Okay - the 5k, my first ever, was a great event. I caught an early Saturday train to Basingstoke, which didn’t quite seem like your dream start. However, Basingstoke is where the nearest Park Run event is held every Saturday. Basically you just turn up in the Park for 9am, and run round the park three times with about 100 others, for free! Your time is recorded, and there’s a trip to the coffee shop afterwards if you’ve time to chat. It’s such a fantastic idea, and everyone is a volunteer. The race itself was strange for me - so much shorter than anything I’ve done before, but nice and low-profile, so no pressure. There are a lot of people there who’ve really just started running, so it’s not an ultra competitive environment. Having said that, the record time is 16 minutes, which is quite bl**dy fast enough. I was confident of a sub 19 minute time, based on last year’s racing, but it had been a long while since my last competitive race (October’s Snowdon marathon really). Still, I managed 18:51, which seems a good starting point. I met up with a few people I’d met or heard of through Fetch, the running web site, and the whole occasion was really welcoming for newcomers. Highly recommended.

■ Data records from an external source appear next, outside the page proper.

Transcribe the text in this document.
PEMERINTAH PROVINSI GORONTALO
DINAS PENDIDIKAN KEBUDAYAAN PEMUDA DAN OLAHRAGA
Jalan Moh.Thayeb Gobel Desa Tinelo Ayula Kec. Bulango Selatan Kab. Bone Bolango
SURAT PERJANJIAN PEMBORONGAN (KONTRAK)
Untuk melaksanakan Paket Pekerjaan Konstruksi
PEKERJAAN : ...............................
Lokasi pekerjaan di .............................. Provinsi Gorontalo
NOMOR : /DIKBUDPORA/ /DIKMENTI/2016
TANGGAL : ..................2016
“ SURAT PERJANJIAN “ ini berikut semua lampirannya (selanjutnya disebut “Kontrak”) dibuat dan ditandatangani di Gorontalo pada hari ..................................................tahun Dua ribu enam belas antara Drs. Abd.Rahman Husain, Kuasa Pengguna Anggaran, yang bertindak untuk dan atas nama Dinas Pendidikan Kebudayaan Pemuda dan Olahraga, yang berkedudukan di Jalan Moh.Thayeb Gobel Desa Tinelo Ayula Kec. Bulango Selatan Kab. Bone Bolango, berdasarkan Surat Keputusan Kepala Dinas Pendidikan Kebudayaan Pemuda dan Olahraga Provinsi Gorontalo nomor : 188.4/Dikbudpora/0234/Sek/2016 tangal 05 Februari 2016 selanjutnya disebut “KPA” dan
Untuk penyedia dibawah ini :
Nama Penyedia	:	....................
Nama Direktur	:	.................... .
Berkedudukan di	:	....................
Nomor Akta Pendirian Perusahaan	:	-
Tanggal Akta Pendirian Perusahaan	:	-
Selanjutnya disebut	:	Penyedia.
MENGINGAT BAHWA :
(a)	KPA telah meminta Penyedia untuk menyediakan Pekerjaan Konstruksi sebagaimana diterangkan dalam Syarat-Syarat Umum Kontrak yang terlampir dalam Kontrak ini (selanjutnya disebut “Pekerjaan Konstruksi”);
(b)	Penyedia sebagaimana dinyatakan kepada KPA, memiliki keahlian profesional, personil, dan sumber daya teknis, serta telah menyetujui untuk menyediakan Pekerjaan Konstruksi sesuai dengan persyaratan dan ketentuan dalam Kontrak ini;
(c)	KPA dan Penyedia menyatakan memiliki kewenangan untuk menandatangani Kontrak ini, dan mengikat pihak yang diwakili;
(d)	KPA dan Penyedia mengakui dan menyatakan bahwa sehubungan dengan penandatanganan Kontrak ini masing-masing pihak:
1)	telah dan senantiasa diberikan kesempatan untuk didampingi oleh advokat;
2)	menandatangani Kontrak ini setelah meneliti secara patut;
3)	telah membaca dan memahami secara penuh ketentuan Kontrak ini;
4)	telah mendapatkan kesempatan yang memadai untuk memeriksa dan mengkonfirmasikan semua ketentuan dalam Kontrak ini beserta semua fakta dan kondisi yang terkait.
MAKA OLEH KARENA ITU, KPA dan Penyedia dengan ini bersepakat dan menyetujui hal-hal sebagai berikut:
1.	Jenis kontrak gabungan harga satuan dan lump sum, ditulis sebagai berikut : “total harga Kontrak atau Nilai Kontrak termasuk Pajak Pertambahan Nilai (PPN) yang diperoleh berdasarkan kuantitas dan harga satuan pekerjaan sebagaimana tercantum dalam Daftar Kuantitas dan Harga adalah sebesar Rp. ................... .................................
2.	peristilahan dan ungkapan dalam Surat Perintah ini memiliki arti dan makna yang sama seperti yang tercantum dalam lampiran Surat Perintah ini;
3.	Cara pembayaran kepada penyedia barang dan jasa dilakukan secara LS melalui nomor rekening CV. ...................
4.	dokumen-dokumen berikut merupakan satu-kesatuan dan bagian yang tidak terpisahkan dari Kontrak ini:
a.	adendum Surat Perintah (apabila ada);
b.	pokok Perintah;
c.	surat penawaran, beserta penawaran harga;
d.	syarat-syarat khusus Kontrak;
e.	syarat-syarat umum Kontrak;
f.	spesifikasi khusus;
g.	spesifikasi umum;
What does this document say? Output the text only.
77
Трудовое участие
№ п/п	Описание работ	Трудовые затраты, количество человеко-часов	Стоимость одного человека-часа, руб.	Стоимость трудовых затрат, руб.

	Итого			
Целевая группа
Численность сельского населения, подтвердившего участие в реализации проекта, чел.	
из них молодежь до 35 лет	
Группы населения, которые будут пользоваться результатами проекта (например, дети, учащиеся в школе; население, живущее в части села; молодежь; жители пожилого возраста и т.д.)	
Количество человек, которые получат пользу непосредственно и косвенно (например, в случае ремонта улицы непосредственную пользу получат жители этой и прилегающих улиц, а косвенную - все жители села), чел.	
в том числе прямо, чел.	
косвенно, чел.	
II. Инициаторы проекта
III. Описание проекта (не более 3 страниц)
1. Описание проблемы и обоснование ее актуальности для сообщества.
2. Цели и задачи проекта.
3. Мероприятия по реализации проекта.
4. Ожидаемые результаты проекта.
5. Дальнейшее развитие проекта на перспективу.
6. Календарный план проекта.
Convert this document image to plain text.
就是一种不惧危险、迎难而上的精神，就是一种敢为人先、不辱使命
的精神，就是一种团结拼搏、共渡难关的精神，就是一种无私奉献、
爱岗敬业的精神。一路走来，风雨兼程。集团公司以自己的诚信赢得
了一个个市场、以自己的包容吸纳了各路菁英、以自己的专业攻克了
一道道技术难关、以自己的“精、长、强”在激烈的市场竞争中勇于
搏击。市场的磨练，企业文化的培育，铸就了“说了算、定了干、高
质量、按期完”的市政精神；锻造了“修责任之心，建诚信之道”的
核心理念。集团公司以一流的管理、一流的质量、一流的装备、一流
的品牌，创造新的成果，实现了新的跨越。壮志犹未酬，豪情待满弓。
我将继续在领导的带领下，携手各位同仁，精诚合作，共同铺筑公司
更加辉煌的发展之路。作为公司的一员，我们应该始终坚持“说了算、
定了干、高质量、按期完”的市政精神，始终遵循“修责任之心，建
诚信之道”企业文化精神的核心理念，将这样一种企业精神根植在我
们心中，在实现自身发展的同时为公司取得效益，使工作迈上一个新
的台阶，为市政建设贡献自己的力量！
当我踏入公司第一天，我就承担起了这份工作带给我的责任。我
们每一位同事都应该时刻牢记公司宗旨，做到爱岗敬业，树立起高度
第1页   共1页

Last Sunday I ran in the Oxford 10k in a mixture of absolutely stonking rain and windy sunshine (not sure if sunshine can be windy . . . that’s a physics problem). I was hoping to crack last year’s PB (personal best) time of 39:18 (chip time, 39:36 gun time) and 104th position. This equates to about 6:21 per mile, or 3:56 per km, and I’d had a couple of training runs up to 4 miles at this pace or below which felt hard but tolerable.
The result: 39:16 (gun time) or 39:08 (chip time) and 70th position. Chip time is more accurately measured from the starting line to the finish, as it can take some seconds to cross the start line after the gun goes. However, I’m recording the gun time because I’m being mean to myself! In a big, congested race, unless you’re elite and start at the front, you’d always record your chip time. There are some photos of the day, which at least show how wet it was on the Oxford Mail web site.
So - onwards and upwards. As humanity pointlessly drives onward and upward, so do I. The new plan for 2009, which will disappoint fans of ultra long distance, or marathoners, is to concentrate on the 10k. My 24 week plan targets the November Brighton 10k for a record performance, somewhere in the region of 38 minutes, hopefully 37 minutes something. The longer term plan is to take that new speed into marathon training for 2010 and get that sub 3 hour time that we all, quite obviously, dreamt about as small children (except for Haile Gebre Selassie who dreamt about sub 2 hours).